Tradizionalmente il mese di settembre, quando la politica era protagonista e non solo un orpello, era ricordato anche per convegni di alcune correnti della Democrazia Cristiana. “Le correnti di idee”, però, per citare Donat-Cattin che, con una battuta sarcastica, le divideva dalla “correnti di potere”. Certo, quando c’era la Dc, quando c’erano le correnti e, soprattutto, quando c’era la Politica. Perchè la politica oggi risiede al di fuori dei partiti e, purtroppo, in zone sempre più difficili da intercettare e da individuare. 

Ma, al di là della memoria e del ricordo che accompagnano ancora la militanza politica contemporanea di tutti quelli che hanno vissuto altre stagioni e altre esperienze politiche ed organizzative, non c’è alcun dubbio che ancora oggi quei convegni continuano ad essere commentati e narrati come momenti di alta politica e di grande confronto democratico. Convegni che avevano addirittura l’ambizione di dettare l’agenda politica nazionale. Partendo, appunto dalla singola esperienza di una corrente all’interno della Dc. Che era il partito di governo per eccellenza ma che, al contempo, era anche e comunque un soggetto politico articolato e composito. Se penso che la sinistra sociale della Dc di Forze Nuove, quella guidata da Carlo Donat-Cattin, con appena il 6-7% dei consensi del partito riusciva ad imporsi all’attenzione del dibattito politico nazionale con i convegni settembrini di Saint- Vincent, c’è da restare quasi basiti. Ma la ragione di questa specificità non risiedeva solo nella capacità politica ed organizzativa dei protagonisti del tempo, ma in due tasselli decisivi e qualificanti. L’uno era la passione della politica e per la politica. Una vocazione che rendeva quasi nascosta e secondaria lo scontato e naturale interesse per il potere. Perchè la politica era passione, ma anche militanza, radicamento sociale e territoriale, rappresentanza territoriale e soprattutto capacità di elaborazione politica, culturale ed ideale. E l’altro tassello è semplice a descriverlo ma decisivo se si vuole ambire a dettare l’agenda senza accampare solo ragioni di potere e di organigrammi. E cioè, la qualità e l’autorevolezza di quella classe dirigente. Una autorevolezza che faceva di quei politici non solo dei leader ma statisti e uomini di governo. Certo, non trascorrevano il tempo a discettare su come ridurre gli spazi democratici, su come tagliare la rappresentanza democratica e parlamentare e, soprattutto, su come declinare il verbo populista o demagogico o qualunquista nella politica italiana. 

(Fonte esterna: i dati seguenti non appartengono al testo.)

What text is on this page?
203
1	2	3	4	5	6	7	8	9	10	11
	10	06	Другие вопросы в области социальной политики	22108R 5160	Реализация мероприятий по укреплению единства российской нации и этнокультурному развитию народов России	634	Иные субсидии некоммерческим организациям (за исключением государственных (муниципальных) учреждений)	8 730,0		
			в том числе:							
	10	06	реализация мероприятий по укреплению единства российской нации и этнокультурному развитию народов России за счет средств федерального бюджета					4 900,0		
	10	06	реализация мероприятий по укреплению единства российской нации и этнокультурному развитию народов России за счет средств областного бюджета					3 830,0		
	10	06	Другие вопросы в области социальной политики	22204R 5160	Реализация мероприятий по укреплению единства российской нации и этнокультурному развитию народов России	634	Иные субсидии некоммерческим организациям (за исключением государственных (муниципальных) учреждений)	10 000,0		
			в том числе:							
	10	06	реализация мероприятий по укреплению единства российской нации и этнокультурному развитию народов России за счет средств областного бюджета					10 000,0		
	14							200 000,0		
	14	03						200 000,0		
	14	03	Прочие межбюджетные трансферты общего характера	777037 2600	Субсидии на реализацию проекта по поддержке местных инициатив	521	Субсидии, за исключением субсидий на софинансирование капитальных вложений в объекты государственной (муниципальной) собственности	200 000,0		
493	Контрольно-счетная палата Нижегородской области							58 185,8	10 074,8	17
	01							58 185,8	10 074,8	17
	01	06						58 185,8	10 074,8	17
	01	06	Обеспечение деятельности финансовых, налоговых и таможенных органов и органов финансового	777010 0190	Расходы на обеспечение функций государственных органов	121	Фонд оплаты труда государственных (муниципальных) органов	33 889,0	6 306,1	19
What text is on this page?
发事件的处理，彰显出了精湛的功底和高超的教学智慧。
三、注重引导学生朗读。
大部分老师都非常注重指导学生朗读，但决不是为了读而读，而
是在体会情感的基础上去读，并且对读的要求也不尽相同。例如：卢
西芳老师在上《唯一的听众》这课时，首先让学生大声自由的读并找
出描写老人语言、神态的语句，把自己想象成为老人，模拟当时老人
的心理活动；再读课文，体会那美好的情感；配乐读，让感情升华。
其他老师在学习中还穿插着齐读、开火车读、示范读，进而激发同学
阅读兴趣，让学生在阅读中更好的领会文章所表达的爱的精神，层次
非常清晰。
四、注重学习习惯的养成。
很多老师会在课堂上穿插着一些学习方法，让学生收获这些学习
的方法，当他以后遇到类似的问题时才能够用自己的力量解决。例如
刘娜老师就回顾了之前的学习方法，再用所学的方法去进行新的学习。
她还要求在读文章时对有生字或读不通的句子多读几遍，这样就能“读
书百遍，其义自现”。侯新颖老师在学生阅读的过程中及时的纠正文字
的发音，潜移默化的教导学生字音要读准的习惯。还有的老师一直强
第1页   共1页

Ecco, ho voluto fare qualche sporadico esempio per ricordare come settembre era il mese della ripresa della politica. Perchè accanto a Saint-Vincent c’erano Lavarone, Sirmione, Chianciano per ricordare solo i principali appuntamenti della Dc. Appuntamentgi presenti anche in altri partiti, tranne il Pci perchè all’epoca era dominato dal cosiddetto “centralismo democratico” e quindi il pubblico confronto interno al partito era bandito alla radice, quasi per ragioni statutarie. 

Ma la ragione essenziale di questo semplice richiamo a settembre per la politica del passato, e per non sfuggire dai canoni contemporanei, è che non possiamo rassegnarci a contemplare oggi un decadimento qualitativo progressivo della politica. Una caduta sempre più squallida, arida ed insignificante. O si ha il coraggio di reagire alla deriva populista, demagogica e qualunquista interpretata e rappresentata in Italia dall’esperienza dei 5 stelle oppure la crisi della politica e dei partiti sarà sempre più profonda e senza ritorno. Altrochè i convegni settembrini delle correnti della Dc….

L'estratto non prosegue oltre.